Monique and Paul both enjoy math and programming a lot. A few days ago they decided to compete against each other in many kinds of problem solving competitions. They solved hundreds of problems, but they still have not decided who the winner is, because the current score is surprisingly a draw. Monique gets impatient, and proposed a final game to decide the battle between them. The game is played as follows:

First, Monique constructs a tree with N nodes and binary weights on the edges of the tree. The weights are not known initially, but the structure of the tree is. After that, she writes down a list of Q distinct queries of the form:

$query(v, u)$ - returns a parity of the sum of values on edges on the path from node v to node u in the tree. Each query has assigned a cost $c_{v, u}$ denoting the cost of asking that query.

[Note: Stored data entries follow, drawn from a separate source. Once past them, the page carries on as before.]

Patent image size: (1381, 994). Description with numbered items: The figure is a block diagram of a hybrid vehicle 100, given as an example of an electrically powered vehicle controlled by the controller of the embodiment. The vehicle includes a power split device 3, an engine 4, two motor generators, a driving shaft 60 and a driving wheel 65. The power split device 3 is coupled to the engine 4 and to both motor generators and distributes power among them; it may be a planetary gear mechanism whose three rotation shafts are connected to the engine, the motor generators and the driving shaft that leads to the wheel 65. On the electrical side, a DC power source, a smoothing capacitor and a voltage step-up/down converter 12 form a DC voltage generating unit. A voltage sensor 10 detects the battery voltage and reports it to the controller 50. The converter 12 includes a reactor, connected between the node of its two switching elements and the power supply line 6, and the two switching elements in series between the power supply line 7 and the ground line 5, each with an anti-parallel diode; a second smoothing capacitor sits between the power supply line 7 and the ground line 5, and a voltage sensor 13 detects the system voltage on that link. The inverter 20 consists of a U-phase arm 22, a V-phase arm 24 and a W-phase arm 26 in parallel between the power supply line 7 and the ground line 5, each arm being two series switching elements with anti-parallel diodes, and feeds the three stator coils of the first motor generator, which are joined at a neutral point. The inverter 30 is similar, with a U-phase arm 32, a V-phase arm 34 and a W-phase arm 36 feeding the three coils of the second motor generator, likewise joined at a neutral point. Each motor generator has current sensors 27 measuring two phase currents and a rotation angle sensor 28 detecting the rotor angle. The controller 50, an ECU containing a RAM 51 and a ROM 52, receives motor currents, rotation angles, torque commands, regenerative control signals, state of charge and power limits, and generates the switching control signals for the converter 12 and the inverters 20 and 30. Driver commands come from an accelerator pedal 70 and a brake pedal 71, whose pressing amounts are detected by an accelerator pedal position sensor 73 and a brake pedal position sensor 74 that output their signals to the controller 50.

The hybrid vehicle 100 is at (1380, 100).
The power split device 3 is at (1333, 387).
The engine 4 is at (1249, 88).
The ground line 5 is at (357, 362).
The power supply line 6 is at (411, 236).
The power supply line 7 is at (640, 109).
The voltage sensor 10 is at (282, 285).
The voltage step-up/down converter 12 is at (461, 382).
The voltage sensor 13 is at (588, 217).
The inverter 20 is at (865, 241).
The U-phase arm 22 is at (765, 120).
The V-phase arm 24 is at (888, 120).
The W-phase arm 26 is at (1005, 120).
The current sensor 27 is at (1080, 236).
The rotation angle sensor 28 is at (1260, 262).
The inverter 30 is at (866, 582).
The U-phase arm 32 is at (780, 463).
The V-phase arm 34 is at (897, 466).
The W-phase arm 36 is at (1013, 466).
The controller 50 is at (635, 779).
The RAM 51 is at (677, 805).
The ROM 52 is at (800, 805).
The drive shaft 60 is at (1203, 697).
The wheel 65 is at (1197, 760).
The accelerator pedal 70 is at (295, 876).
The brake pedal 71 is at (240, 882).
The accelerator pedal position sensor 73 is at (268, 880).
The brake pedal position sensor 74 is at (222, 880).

Finally, she gives Paul two days to find the number of subsets S of the set of all queries such that after asking all queries from S, Paul can be sure what values are assigned to all edges of the tree Monique constructed and that the sum of costs of queries in S is the lowest from all such subsets. Since this number can be very large, Paul has to return it modulo $10^9 + 7$.

The task is to help Paul solve the problem, so he can defeat Monique.

Input format:

In the first line there are two space separated integers N and Q denoting the number of nodes in the tree and the number of all possible queries. In each of the next $N - 1$ lines there are two space separated integers $v, u$ denoting that there is an edge between nodes v and u in the tree. In each of the following Q lines there are three space separated integers $v, u, c_{v, u}$ denoting a single queries $query(u, v)$, where $c_{v,u}$ is the cost of asking the query.

Constraints:

$2 \leq N \leq 75$
$1 \leq Q \leq N \cdot (N - 1) / 2$
$1 \leq v, u \leq N$
$v \neq u$
$1 \leq c_{v,u} \leq 10^5$
all queries in the input are distinct

Output format:

In a single line output a single integer denoting the answer to the problem.